Ce magistrat a rendu compte des plaidoiries dans le cadre du délibéré du tribunal composé des trois magistrats suivants :
Président : Céline MASSE, Vice-Présidente
Assesseur : Yannick BRISQUET, Premier Vice-Président
Assesseur : Luis GAMEIRO, Vice-Président
Greffier : Séverine MOIRÉ, Greffier
A l’issue de l’audience, le Président a fait savoir aux parties que le jugement serait rendu le 17 Mars 2025.
JUGEMENT du 17 Mars 2025
rendu à cette audience par mise à disposition au Greffe (en application
de l’article 450 alinéa 2 du Code de Procédure Civile)
signé par Céline MASSE, Vice-Présidente, et par Séverine MOIRÉ, Greffier.
EXPOSE DES FAITS ET PROCÉDURE
Monsieur [B] [O] et Madame [Z] [L] ont confié à la société ESPACES DE VIE des travaux de rénovation de salle de bains et des travaux portant sur les extérieurs de leur maison située [Adresse 1] à [Adresse 7]).
La société ESPACES DE VIE a établi une première facture le 06 juillet 2022 d’un montant de 3.630 Euros TTC et une seconde facture le 04 août 2022, d’un montant de 3.045,13 Euros TTC.
Au cours des travaux de réfection de la salle de bains, Monsieur [B] [O] et Madame [Z] [L] ont constaté que la baignoire avait été endommagée.

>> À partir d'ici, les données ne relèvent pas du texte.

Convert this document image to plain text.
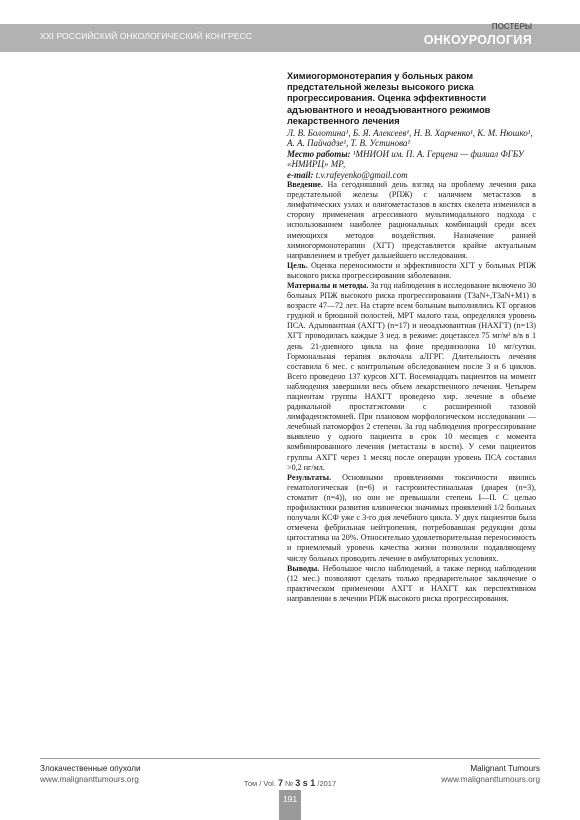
XXI РОССИЙСКИЙ ОНКОЛОГИЧЕСКИЙ КОНГРЕСС
ПОСТЕРЫ
ОНКОУРОЛОГИЯ

Химиогормонотерапия у больных раком предстательной железы высокого риска прогрессирования. Оценка эффективности адъювантного и неоадъювантного режимов лекарственного лечения

Л. В. Болотина¹, Б. Я. Алексеев¹, Н. В. Харченко¹, К. М. Нюшко¹, А. А. Пайчадзе¹, Т. В. Устинова¹

Место работы: ¹МНИОИ им. П. А. Герцена — филиал ФГБУ «НМИРЦ» МР,

e-mail: t.v.rafeyenko@gmail.com

Введение. На сегодняшний день взгляд на проблему лечения рака предстательной железы (РПЖ) с наличием метастазов в лимфатических узлах и олигометастазов в костях скелета изменился в сторону применения агрессивного мультимодального подхода с использованием наиболее рациональных комбинаций среди всех имеющихся методов воздействия. Назначение ранней химиогормонотерапии (ХГТ) представляется крайне актуальным направлением и требует дальнейшего исследования.

Цель. Оценка переносимости и эффективности ХГТ у больных РПЖ высокого риска прогрессирования заболевания.

Материалы и методы. За год наблюдения в исследование включено 30 больных РПЖ высокого риска прогрессирования (T3aN+,T3aN+M1) в возрасте 47—72 лет. На старте всем больным выполнялись КТ органов грудной и брюшной полостей, МРТ малого таза, определялся уровень ПСА. Адъювантная (АХГТ) (n=17) и неоадъювантная (НАХГТ) (n=13) ХГТ проводилась каждые 3 нед. в режиме: доцетаксел 75 мг/м² в/в в 1 день 21-дневного цикла на фоне преднизолона 10 мг/сутки. Гормональная терапия включала аЛГРГ. Длительность лечения составила 6 мес. с контрольным обследованием после 3 и 6 циклов. Всего проведено 137 курсов ХГТ. Восемнадцать пациентов на момент наблюдения завершили весь объем лекарственного лечения. Четырем пациентам группы НАХГТ проведено хир. лечение в объеме радикальной простатэктомии с расширенной тазовой лимфаденэктомией. При плановом морфологическом исследовании — лечебный патоморфоз 2 степени. За год наблюдения прогрессирование выявлено у одного пациента в срок 10 месяцев с момента комбинированного лечения (метастазы в кости). У семи пациентов группы АХГТ через 1 месяц после операции уровень ПСА составил >0,2 нг/мл.

Результаты. Основными проявлениями токсичности явились гематологическая (n=6) и гастроинтестинальная (диарея (n=3), стоматит (n=4)), но они не превышали степень I—II. С целью профилактики развития клинически значимых проявлений 1/2 больных получали КСФ уже с 3-го дня лечебного цикла. У двух пациентов была отмечена фебрильная нейтропения, потребовавшая редукции дозы цитостатика на 20%. Относительно удовлетворительная переносимость и приемлемый уровень качества жизни позволили подавляющему числу больных проводить лечение в амбулаторных условиях.

Выводы. Небольшое число наблюдений, а также период наблюдения (12 мес.) позволяют сделать только предварительное заключение о практическом применении АХГТ и НАХГТ как перспективном направлении в лечении РПЖ высокого риска прогрессирования.

Злокачественные опухоли
www.malignanttumours.org
Malignant Tumours
www.malignanttumours.org
Том / Vol. 7 № 3 s 1 /2017
191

La société ESPACES DE VIE n’ayant pas procéder au remplacement de la baignoire ni réalisé les finitions malgré plusieurs relances, Monsieur [O] et Madame [L] ont sollicité leur assureur protection juridique qui a mandaté un expert, dont le rapport en date du 08 février 2023, a conclu à la responsabilité de la société ESPACES DE VIE et évalué les réparations à la somme de 8.250 Euros TTC.
Suivant ordonnance du 28 septembre 2023 rendue à la demande de Monsieur [O] et Madame [L], le juge des référés du tribunal judiciaire d’Angers a ordonné une expertise judiciaire et désigné pour y procéder Monsieur [J] [W], la société ESPACES DE VIE n’étant ni comparante ni représentée à l’instance.

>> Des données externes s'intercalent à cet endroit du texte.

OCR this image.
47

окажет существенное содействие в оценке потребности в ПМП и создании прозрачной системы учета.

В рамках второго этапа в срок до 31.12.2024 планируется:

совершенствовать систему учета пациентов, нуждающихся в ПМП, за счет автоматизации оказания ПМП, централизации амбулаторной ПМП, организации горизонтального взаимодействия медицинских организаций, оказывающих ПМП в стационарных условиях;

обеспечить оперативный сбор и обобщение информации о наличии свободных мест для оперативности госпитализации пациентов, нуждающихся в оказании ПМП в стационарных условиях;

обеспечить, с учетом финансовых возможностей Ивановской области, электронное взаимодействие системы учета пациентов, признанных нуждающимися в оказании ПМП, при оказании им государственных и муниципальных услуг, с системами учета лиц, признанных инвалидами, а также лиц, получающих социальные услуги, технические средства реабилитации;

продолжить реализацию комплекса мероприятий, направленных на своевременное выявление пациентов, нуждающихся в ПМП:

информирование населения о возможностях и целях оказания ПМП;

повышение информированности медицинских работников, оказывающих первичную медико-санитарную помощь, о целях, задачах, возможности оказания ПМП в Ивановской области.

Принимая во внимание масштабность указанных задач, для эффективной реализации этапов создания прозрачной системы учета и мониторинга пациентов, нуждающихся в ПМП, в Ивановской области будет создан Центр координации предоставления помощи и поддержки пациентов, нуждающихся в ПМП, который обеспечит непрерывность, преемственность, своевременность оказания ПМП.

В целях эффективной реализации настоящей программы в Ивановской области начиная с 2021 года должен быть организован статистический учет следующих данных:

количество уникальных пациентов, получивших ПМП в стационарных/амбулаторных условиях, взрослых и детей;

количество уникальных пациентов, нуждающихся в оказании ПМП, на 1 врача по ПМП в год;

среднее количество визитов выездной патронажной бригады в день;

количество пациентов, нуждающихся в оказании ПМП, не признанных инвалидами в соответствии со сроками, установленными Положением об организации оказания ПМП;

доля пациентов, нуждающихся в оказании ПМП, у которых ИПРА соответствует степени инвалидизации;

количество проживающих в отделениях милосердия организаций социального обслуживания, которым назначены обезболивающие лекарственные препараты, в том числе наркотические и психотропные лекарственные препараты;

Monsieur [J] [W] a établi son rapport définitif le 22 mars 2024.
Par acte de commissaire de justice du 15 juillet 2024, Monsieur [B] [O] et Madame [Z] [L] ont fait assigner la société ESPACES DE VIE, société par actions simplifiée, devant la juridiction de céans, aux fins d’obtenir sur le fondement des articles 1231-1 et suivants du code civil, sa condamnation au paiement des sommes suivantes :
20.803,42 Euros TTC au titre des réparations de leur préjudice matériel, à indexer sur l’indice BT 01 (indice de base avril 2024) outre les intérêts de droit capitalisés au taux légal à compter du 22 mars 2024 ;1.000 Euros au titre de leur préjudice de jouissance au 31 mars 2024 augmenté de 50 Euros par mois à compter de cette date et jusqu’au jugement à intervenir;2.000 Euros sur le fondement de l’article 700 du code de procédure civile et aux entiers dépens.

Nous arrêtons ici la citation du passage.